When Jesus uses the title “Son of Man” in the Gospels, his audience, particularly those familiar with the Jewish scriptures, would have recognized the messianic implications associated with the term. By employing this title, Jesus was intentionally connecting himself with great authority, power, and the messianic expectations created by the prophets. 

In Mark 2:10, Jesus uses the title “Son of Man” in the context of healing a paralyzed man, who was brought to Jesus by four men. They couldn’t get through the crowded house where Jesus was teaching. So, they removed part of the roof and lowered the paralyzed man down in front of Jesus. Before healing the man, Jesus makes a shocking statement that includes the use of the title “Son of Man.” First, he declares that the man’s sins are forgiven. Then, after the religious leaders question him, he says “But that you may know that the Son of Man has authority on earth to forgive sins”—he said to the paralytic— “I say to you, rise, pick up your bed, and go home.”(Mark 2:10-11, ESV)

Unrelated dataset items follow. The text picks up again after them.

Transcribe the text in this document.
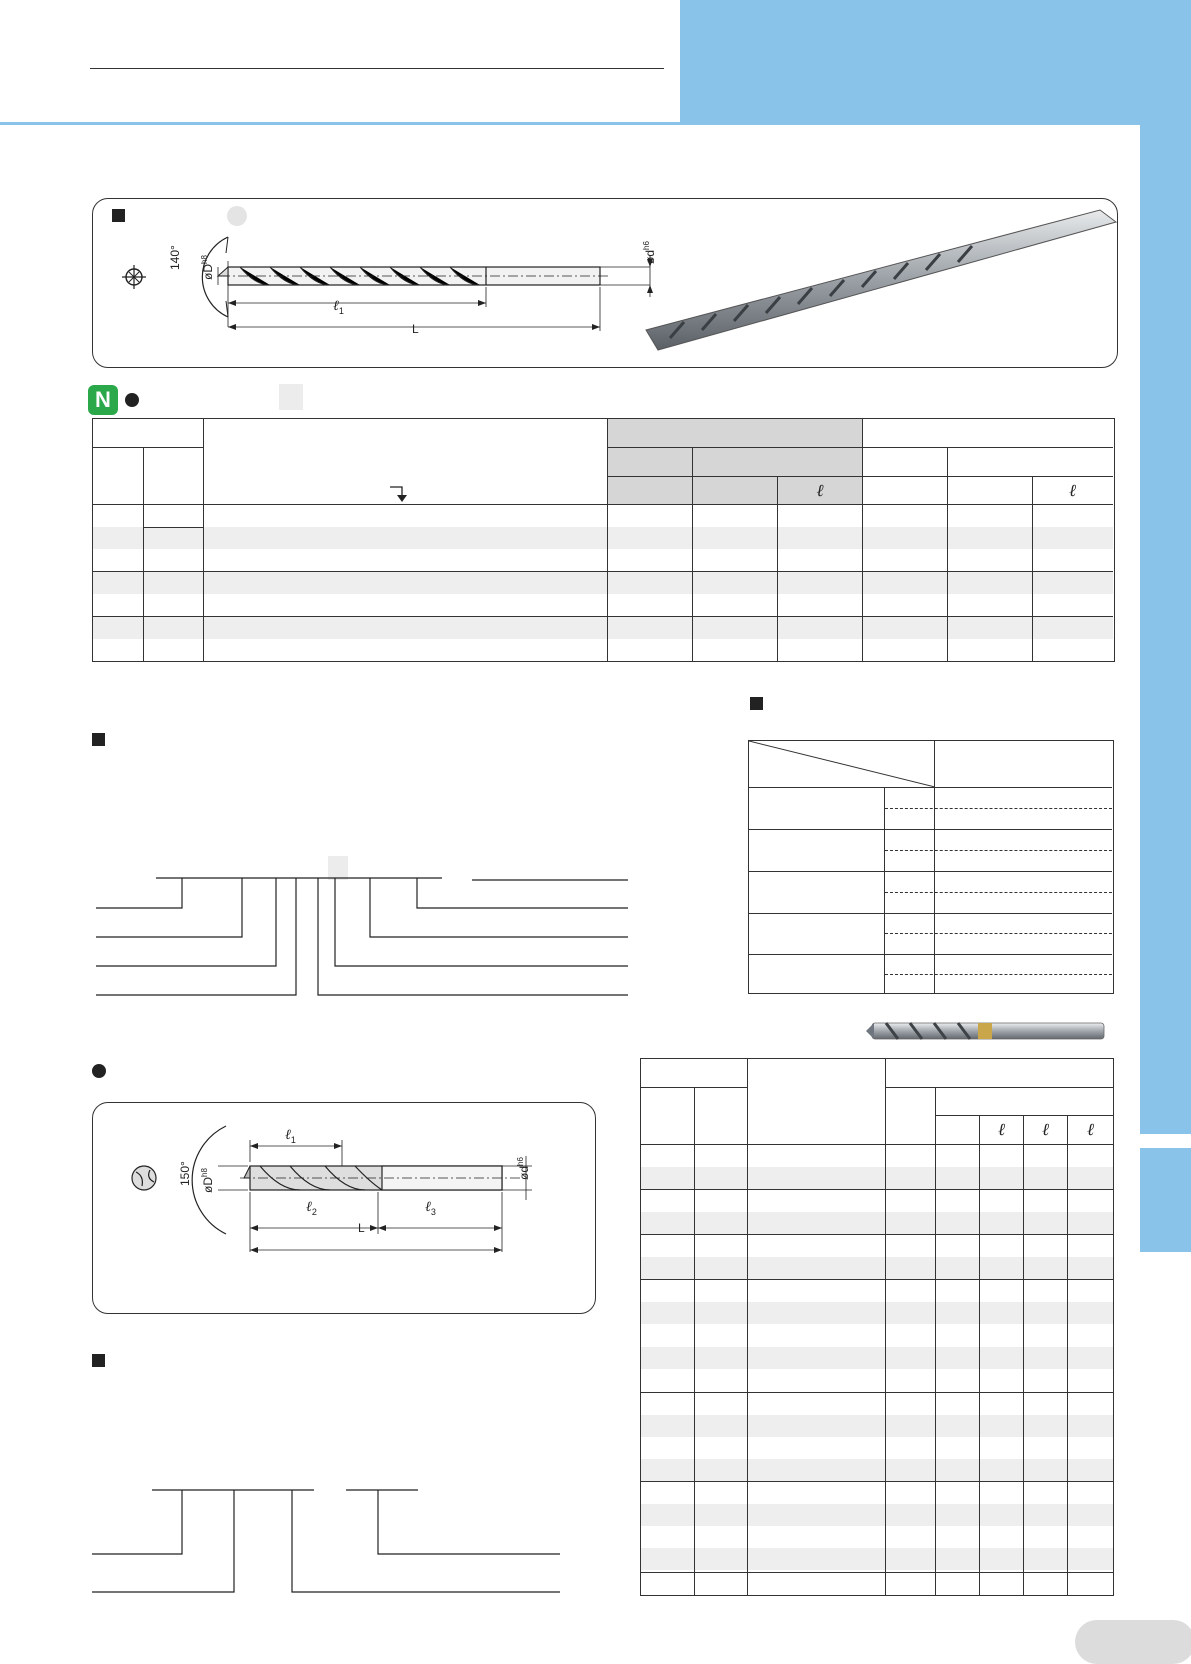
140°
$øD^{h8}$	$ød^{h6}$
ℓ$_1$
L
N
ℓ	ℓ
150° $øD^{h8}$	$ød^{h6}$
ℓ$_1$
ℓ$_2$	ℓ$_3$
L
ℓ	ℓ	ℓ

In this context, Jesus uses the title “Son of Man” to assert his divine authority to forgive sins. He is making a clear declaration about his authority and identity. The religious leaders who were present were questioning him, and he responded by making this connection to the promised figure in Daniel 7.

The phrase “Son of Man” here emphasizes Jesus’ role as a divine figure with the authority to forgive sins on earth. It’s a claim to divine prerogatives and highlights Jesus’ unique position as the one who brings about both physical and spiritual healing. The statement is a powerful way for Jesus to demonstrate not only his ability to perform miracles but also his authority in matters of sin and forgiveness. This use of the title makes it clear that Jesus did not intend to leave us with the option of saying that he was just a prophet or a great moral teacher. His claim of divine authority forces us to decide whether we will worship him or reject him. Those are the only two options. 

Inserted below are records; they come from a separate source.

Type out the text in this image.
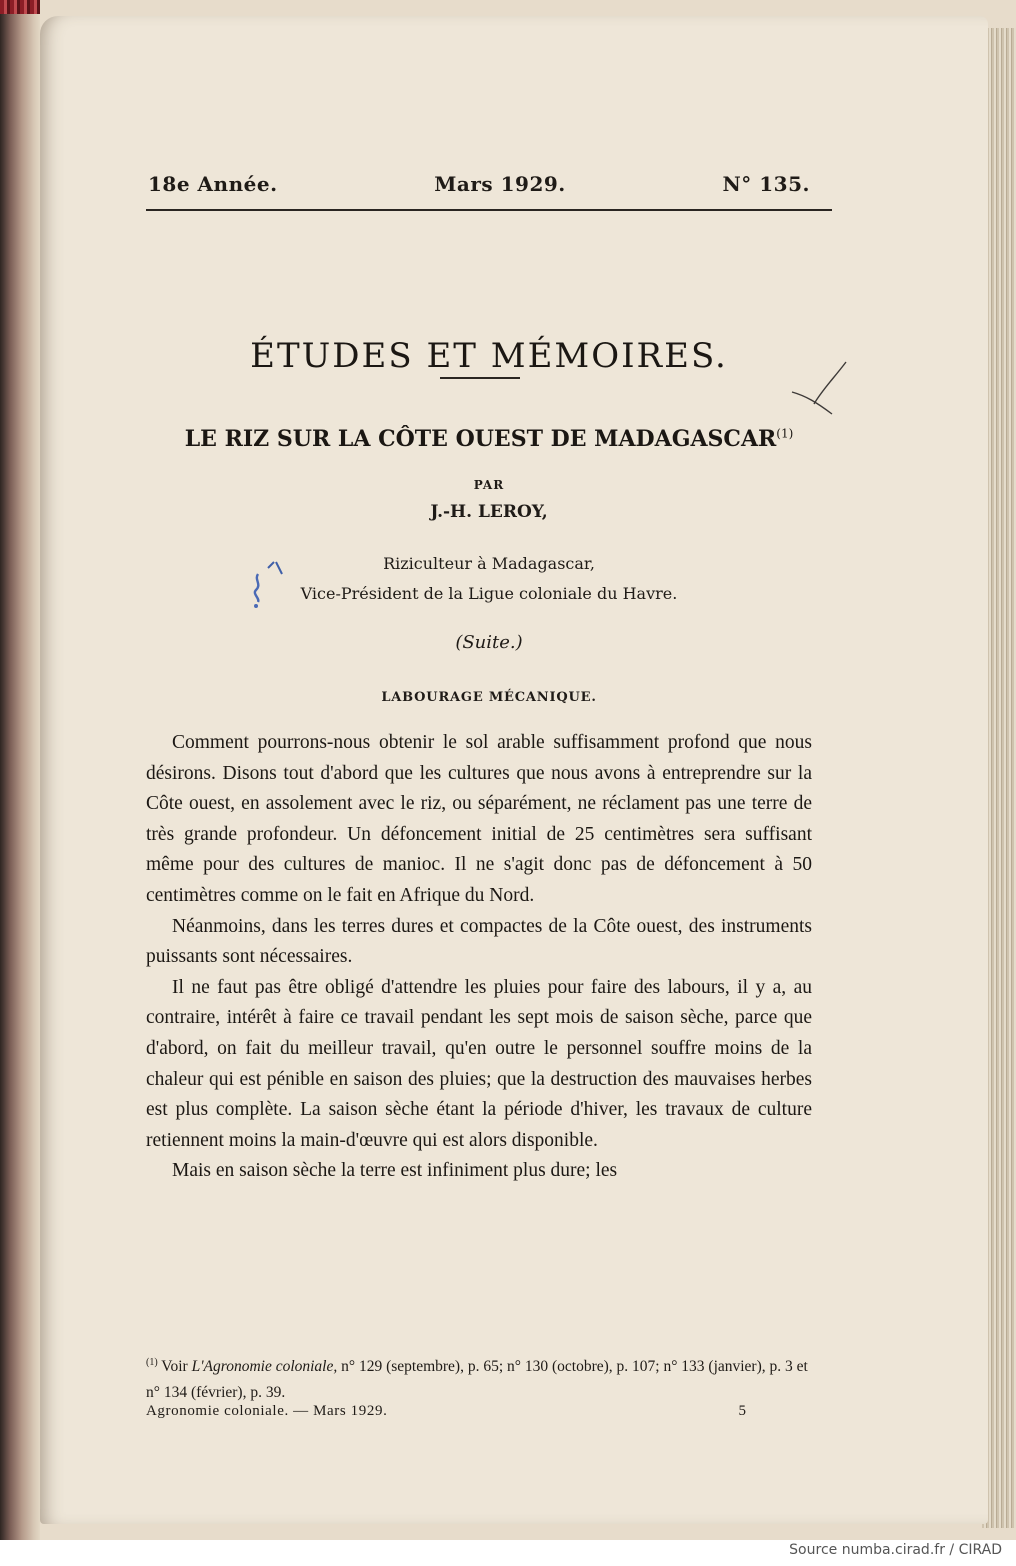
18e Année.	Mars 1929.	N° 135.
ÉTUDES ET MÉMOIRES.
LE RIZ SUR LA CÔTE OUEST DE MADAGASCAR$^{(1)}$
PAR
J.-H. LEROY,
Riziculteur à Madagascar,
Vice-Président de la Ligue coloniale du Havre.
(Suite.)
LABOURAGE MÉCANIQUE.

Comment pourrons-nous obtenir le sol arable suffisamment profond que nous désirons. Disons tout d'abord que les cultures que nous avons à entreprendre sur la Côte ouest, en assolement avec le riz, ou séparément, ne réclament pas une terre de très grande profondeur. Un défoncement initial de 25 centimètres sera suffisant même pour des cultures de manioc. Il ne s'agit donc pas de défoncement à 50 centimètres comme on le fait en Afrique du Nord.

Néanmoins, dans les terres dures et compactes de la Côte ouest, des instruments puissants sont nécessaires.

Il ne faut pas être obligé d'attendre les pluies pour faire des labours, il y a, au contraire, intérêt à faire ce travail pendant les sept mois de saison sèche, parce que d'abord, on fait du meilleur travail, qu'en outre le personnel souffre moins de la chaleur qui est pénible en saison des pluies; que la destruction des mauvaises herbes est plus complète. La saison sèche étant la période d'hiver, les travaux de culture retiennent moins la main-d'œuvre qui est alors disponible.

Mais en saison sèche la terre est infiniment plus dure; les

$^{(1)}$ Voir L'Agronomie coloniale, n° 129 (septembre), p. 65; n° 130 (octobre), p. 107; n° 133 (janvier), p. 3 et n° 134 (février), p. 39.
Agronomie coloniale. — Mars 1929.	5
Source numba.cirad.fr / CIRAD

What’s unique about Jesus is that this claim to divine power and authority was paired with remarkable statements about service and humility. In Mark 10, Jesus uses the title “Son of Man” in the context of teaching his disciples about the nature of true leadership and servanthood. The specific passage is Mark 10:42-45 (ESV):

“And Jesus called them to him and said to them, ‘You know that those who are considered rulers of the Gentiles lord it over them, and their great ones exercise authority over them. But it shall not be so among you. But whoever would be great among you must be your servant, and whoever would be first among you must be slave of all. For even the Son of Man came not to be served but to serve, and to give his life as a ransom for many.'”

Given the meaning of this title that we discussed before, this statement is truly jawdropping. The Son of Man, who has been granted all power and authority, has come serve and not be served. Given all that this title represented, this would have been a stunning reorientation. Jesus is saying that he, as the one who has been granted authority over the whole world, is choosing to serve others rather than seeing others as existing to serve him.

By using the title “Son of Man” in this context, Jesus emphasizes his role as a servant-leader and provides a model for his disciples. The Son of Man, who has divine authority, willingly takes on the posture of a servant. His mission involved serving others, which culminated in the ultimate act of service—giving his life as a ransom for many.

This use of “Son of Man” in Mark 10 underscores Jesus’ self-understanding as the Messiah with a mission not focused on worldly power and dominance but on sacrificial service and redemption. It challenges conventional notions of leadership and points us to Jesus’ values of humility, selflessness, and love.

The meaning of the title “Son of Man” is filled with meaning and Jesus uses it so often because of the thread of meaning that stretches back to the book of Daniel. When he uses this title to refer to himself, he is making unmistakable claims about himself, his identity, and his mission. The Son of Man came with all power and authority and yet chose to take the low place and become the servant of all.